Nos territoires ne sont pas des lieux de passage, des espaces de villégiature où l’on se ressource le temps d’un week-end. Ce sont des lieux de vie, où des générations entières grandissent, travaillent, et façonnent l’avenir.
Si une grande partie d’entre nous hésite à revenir sur ces terres qui nous ont vus grandir, c’est aussi pour des raisons économiques. C’est un fait : les emplois qualifiés sont plus concentrés dans les espaces urbains (Roullier, 2011). Mais nos campagnes ne sont pas condamnées à l’inertie.

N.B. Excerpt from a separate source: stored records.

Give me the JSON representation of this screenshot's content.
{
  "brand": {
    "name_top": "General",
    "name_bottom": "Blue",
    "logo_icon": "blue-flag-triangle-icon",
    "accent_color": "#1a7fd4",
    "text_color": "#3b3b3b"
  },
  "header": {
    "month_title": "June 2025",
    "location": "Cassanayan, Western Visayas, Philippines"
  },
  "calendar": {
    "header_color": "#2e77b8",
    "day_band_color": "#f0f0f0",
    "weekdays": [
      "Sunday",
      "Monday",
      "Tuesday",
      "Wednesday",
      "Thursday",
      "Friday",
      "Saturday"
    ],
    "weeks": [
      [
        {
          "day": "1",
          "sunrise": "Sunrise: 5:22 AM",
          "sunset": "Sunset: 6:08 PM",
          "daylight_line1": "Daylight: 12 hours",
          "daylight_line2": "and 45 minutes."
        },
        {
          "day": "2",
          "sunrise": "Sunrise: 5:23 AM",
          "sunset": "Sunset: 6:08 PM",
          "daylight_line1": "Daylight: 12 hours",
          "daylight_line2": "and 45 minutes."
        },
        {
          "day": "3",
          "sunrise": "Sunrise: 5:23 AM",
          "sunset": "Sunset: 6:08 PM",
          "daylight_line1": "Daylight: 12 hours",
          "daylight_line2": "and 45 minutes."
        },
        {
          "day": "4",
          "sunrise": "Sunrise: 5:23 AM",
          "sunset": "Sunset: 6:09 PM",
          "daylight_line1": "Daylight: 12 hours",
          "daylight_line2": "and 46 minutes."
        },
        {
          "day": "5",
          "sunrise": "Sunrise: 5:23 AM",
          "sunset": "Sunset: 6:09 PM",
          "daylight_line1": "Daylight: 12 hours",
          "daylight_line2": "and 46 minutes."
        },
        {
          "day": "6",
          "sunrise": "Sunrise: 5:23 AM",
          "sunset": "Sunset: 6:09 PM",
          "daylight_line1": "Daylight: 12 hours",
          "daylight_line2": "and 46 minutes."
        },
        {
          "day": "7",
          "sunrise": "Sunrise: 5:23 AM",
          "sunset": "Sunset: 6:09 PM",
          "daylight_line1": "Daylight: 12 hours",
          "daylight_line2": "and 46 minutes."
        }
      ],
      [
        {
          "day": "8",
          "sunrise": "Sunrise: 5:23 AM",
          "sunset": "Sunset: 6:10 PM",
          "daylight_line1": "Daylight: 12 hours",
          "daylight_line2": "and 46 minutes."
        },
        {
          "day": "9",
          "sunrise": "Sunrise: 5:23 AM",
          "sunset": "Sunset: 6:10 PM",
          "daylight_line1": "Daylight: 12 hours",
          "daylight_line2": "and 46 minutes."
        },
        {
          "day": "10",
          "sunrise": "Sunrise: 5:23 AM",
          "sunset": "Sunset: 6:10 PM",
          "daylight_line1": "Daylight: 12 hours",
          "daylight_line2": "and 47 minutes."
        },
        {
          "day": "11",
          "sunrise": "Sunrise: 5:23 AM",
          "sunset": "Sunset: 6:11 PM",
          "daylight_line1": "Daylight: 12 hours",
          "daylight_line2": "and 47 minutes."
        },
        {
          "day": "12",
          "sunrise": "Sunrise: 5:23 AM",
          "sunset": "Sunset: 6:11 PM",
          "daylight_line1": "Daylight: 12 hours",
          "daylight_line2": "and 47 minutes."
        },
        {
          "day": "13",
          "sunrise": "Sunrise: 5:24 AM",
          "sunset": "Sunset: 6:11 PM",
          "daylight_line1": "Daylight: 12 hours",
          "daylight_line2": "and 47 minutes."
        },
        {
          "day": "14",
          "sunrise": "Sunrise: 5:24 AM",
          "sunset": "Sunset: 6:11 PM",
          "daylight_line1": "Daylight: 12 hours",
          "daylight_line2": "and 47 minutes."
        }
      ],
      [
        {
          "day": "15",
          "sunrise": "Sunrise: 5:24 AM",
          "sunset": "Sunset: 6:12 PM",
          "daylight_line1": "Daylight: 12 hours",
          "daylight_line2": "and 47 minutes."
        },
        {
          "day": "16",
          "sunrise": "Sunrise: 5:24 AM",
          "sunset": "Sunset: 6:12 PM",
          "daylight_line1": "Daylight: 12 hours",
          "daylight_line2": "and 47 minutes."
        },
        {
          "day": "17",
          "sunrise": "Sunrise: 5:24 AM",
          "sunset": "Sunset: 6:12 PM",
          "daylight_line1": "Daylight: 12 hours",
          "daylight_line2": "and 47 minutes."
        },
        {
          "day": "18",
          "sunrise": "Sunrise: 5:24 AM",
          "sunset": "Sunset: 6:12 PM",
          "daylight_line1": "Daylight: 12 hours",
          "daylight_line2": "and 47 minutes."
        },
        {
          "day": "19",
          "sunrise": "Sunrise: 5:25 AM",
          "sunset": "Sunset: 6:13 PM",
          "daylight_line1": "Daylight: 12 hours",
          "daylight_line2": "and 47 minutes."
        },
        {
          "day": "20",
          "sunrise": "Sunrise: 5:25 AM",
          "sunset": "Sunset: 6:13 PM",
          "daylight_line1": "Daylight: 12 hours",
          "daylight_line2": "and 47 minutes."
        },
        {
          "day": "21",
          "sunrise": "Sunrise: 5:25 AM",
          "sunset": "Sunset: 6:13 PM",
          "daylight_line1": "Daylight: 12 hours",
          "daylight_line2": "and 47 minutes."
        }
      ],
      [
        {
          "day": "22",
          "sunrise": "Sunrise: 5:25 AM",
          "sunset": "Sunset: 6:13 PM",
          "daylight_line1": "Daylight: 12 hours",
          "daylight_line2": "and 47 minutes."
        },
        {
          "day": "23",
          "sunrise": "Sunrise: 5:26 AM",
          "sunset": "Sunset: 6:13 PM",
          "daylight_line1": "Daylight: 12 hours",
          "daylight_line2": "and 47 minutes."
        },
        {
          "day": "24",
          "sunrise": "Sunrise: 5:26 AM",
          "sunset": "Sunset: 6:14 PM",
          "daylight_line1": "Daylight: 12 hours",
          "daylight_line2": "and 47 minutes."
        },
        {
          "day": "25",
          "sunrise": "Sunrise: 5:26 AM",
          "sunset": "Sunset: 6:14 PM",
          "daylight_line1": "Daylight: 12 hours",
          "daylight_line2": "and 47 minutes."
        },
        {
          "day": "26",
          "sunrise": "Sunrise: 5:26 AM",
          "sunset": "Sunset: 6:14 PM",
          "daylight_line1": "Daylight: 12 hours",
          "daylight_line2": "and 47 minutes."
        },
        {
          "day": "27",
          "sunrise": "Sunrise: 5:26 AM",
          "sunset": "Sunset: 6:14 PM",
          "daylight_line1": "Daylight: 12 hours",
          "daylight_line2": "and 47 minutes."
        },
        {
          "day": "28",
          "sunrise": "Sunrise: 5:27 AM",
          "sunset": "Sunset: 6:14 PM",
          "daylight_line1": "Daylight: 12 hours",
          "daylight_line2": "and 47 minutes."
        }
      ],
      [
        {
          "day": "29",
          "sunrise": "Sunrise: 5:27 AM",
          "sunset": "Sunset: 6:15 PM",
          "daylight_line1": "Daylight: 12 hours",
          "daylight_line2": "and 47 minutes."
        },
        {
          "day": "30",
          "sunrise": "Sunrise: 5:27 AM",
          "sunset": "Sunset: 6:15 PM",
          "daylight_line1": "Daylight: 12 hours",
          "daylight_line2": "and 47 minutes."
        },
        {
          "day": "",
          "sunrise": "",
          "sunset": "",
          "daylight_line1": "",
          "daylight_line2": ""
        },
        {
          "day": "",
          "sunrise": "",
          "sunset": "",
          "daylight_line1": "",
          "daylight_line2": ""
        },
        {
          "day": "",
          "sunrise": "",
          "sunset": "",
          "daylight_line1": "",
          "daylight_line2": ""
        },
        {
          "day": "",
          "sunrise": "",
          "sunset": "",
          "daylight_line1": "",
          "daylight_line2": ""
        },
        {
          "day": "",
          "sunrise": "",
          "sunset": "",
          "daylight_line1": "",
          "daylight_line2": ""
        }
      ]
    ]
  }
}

Une réappropriation politique et culturelle
Comme le rappelle la sociologue et philosophe Dominique Méda : « Si on veut changer le monde, il faut faire de la politique. »
La gauche a un rôle majeur à jouer dans les problématiques rurales. Le vote RN, aux causes multiples et complexes, s’est installé dans une partie de l’électorat rural, mais cette situation n’a rien d’une fatalité. Face à un flot incessant de nouvelles toujours plus abracadabrantesques, la gauche ne doit pas se résigner.
Pour reconquérir politiquement nos campagnes, il est essentiel d’intégrer les inégalités territoriales aux luttes intersectionnelles. Cela signifie aussi ne plus avoir peur de revendiquer nos langues régionales et nos traditions locales, longtemps invisibilisées. Trop longtemps, notre ruralité a été définie par d’autres. Il est temps de reprendre la main sur notre propre récit.
Ne tombons pas dans l’écueil de l’anti-citadisme : la France est riche de ses territoires, qu’ils soient ruraux ou urbains. Leur complémentarité est un maillage essentiel de notre histoire et de notre avenir.